Arizona rent-to-own questions
- Can a rent-to-own store in Arizona have me arrested for missing payments?
- Falling behind on payments is a civil matter, not a crime. Arizona also limits how a store can contact you to collect, barring harassment and deceptive collection practices (Ariz. Rev. Stat. §44-6806), so a threat to have you arrested over a missed payment is not something the law backs up.
- Can I be charged with theft for keeping rent-to-own property in Arizona?

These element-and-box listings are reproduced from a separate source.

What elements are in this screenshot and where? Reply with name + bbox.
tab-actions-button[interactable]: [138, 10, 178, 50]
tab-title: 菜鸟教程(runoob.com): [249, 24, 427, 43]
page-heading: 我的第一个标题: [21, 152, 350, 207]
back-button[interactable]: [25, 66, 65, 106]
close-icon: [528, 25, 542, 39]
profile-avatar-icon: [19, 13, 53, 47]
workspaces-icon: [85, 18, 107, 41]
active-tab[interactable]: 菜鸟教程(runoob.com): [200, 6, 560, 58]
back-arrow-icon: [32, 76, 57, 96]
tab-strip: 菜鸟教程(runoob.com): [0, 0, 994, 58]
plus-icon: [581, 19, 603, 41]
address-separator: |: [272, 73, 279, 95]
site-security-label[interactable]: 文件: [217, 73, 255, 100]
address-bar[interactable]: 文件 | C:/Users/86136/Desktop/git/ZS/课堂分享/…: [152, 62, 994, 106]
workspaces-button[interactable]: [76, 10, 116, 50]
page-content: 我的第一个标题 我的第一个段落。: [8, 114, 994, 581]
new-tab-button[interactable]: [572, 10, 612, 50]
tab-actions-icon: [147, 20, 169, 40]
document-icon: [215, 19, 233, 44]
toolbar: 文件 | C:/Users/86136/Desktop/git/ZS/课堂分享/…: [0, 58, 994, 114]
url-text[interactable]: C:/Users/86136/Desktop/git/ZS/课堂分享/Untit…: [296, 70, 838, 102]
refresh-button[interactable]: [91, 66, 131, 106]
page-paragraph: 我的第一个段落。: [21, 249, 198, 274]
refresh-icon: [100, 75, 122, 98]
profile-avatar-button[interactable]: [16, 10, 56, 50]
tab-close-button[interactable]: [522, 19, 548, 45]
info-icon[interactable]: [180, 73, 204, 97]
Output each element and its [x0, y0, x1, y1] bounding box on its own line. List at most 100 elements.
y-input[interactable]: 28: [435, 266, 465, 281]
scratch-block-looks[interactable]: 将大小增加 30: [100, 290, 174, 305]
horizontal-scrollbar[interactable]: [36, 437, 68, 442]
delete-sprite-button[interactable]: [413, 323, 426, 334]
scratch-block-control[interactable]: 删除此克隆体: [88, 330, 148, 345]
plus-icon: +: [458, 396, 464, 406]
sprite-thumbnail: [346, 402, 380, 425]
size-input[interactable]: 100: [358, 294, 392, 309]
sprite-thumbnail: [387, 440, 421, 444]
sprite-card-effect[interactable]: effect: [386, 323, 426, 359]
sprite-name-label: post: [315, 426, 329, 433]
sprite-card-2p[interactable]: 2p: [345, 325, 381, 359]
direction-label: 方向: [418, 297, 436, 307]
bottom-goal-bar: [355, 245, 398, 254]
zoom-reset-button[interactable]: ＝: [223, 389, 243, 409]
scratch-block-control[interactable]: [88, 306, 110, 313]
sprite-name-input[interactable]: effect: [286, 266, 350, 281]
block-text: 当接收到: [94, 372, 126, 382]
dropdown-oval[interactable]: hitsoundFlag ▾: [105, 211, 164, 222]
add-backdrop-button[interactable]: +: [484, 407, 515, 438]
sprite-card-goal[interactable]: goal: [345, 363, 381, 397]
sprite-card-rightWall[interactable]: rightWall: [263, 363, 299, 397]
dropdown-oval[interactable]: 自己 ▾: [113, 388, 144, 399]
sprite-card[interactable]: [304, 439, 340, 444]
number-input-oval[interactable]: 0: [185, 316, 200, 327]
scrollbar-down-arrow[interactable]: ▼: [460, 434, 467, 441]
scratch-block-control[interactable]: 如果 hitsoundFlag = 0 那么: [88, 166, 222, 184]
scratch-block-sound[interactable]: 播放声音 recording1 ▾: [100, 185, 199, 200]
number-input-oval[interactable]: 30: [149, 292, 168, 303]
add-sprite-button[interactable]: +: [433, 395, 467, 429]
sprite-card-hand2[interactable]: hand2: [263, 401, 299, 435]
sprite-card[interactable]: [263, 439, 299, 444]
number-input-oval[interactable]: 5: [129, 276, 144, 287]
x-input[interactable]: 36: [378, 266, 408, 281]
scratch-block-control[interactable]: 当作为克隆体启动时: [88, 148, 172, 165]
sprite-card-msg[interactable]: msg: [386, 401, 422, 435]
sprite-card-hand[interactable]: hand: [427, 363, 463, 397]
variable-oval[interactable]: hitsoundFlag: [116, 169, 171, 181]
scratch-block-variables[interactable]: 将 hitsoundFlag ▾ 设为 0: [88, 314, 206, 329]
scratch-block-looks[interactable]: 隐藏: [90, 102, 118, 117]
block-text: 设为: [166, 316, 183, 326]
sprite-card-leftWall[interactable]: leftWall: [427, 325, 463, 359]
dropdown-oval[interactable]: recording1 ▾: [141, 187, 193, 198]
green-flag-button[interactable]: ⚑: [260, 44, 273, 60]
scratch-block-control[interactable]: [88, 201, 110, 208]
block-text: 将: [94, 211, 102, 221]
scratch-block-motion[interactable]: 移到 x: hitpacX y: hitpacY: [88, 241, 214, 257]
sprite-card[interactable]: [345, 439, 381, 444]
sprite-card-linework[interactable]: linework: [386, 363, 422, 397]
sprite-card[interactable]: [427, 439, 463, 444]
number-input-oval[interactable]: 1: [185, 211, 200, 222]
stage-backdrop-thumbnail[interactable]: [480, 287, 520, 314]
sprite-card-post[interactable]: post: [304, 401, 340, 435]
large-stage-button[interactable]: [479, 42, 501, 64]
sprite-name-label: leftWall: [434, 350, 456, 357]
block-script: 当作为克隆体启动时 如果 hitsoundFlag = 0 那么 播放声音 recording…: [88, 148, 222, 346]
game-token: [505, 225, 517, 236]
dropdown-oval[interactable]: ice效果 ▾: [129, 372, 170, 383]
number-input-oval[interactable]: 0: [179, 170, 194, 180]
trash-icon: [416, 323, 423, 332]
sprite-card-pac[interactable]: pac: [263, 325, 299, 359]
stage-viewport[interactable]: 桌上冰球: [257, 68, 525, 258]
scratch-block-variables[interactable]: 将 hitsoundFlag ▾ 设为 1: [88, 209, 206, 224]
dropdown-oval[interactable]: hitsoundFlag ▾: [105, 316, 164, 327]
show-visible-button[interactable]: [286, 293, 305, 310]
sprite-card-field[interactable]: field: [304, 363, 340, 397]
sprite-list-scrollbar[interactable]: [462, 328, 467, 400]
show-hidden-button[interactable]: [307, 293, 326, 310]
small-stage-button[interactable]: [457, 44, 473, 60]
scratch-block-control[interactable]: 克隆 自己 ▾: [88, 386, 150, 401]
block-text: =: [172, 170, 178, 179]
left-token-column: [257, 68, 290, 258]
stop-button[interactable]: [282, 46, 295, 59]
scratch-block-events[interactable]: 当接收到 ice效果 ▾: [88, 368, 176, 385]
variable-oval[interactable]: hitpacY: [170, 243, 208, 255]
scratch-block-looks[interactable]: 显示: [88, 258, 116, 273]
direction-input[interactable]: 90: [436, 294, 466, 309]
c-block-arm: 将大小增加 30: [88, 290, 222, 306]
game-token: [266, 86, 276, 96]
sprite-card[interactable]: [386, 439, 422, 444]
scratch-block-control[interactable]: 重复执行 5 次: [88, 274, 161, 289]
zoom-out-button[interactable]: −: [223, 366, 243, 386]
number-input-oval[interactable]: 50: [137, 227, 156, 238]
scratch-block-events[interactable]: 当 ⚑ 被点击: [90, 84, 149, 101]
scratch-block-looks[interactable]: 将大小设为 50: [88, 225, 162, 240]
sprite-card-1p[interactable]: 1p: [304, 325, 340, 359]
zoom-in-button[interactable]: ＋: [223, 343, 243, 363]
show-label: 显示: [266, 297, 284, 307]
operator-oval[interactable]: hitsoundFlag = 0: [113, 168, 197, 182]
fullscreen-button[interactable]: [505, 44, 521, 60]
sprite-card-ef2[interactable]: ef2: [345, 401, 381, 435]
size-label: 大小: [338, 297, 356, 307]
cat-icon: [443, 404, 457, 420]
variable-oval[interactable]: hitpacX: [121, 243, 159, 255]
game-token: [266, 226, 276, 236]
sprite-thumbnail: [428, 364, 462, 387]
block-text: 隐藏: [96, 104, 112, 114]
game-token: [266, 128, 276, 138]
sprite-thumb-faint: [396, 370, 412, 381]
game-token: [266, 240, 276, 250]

- Keeping the item is a separate question. Arizona makes it a crime to fail, without good cause, to return rented or leased property (Ariz. Rev. Stat. §13-1806). Because a rent-to-own agreement has no fixed return date, the store first has to give clear written notice that the item must be returned within 72 hours of a missed payment; only then can a failure to return it be charged. For ordinary goods like furniture, appliances, or electronics, that offense is a class 1 misdemeanor, with a felony reserved for a motor vehicle. The law has built-in defenses, such as having been physically incapacitated and unable to ask the store for permission to keep the item, or the item's own condition, through no fault of yours, making it impossible to return in time. It targets holding onto the item after proper notice, not falling behind, so returning the item, or responding to the notice, takes you out of it.
- Can a rent-to-own store enter my home in Arizona to take the item back?
- A rental-purchase agreement can't authorize the store to enter your premises without permission or commit a breach of the peace in repossessing the property, and it can't include a confession of judgment, a wage assignment, or a waiver of your defenses (Ariz. Rev. Stat. §44-6805). Arizona also limits abusive collection practices (§44-6806).
- Can I get rented rented merchandise back after it is repossessed in Arizona?
- You can reinstate after a missed payment without losing rights you'd earned. A reinstatement fee can't be charged until a payment is late more than 7 days (monthly agreements) or 2 days (more frequent), and only one reinstatement fee may be charged per payment (Ariz. Rev. Stat. §44-6805).
- In Arizona, can I owe money after the item is repossessed?
- Because a rental-purchase agreement renews one period at a time, you can return the item and stop owing future payments rather than being held to a full purchase price.
Sources
- Ariz. Rev. Stat. §44-6804: Disclosures (retrieved 2026-06-19)
- Ariz. Rev. Stat. §44-6805: Prohibited terms; practices (retrieved 2026-06-19)
- Ariz. Rev. Stat. §44-6806: Collection practices (retrieved 2026-06-19)
- Ariz. Rev. Stat. §13-1806: Unlawful failure to return rented or leased property (retrieved 2026-06-21)
Every statement about the law on this page links to the official statute itself, so you can read the law, not just our summary of it. Notice something out of date? Let us know.
Consumer information, not legal advice. For your situation, consider speaking with a licensed Arizona attorney or a local legal-aid office.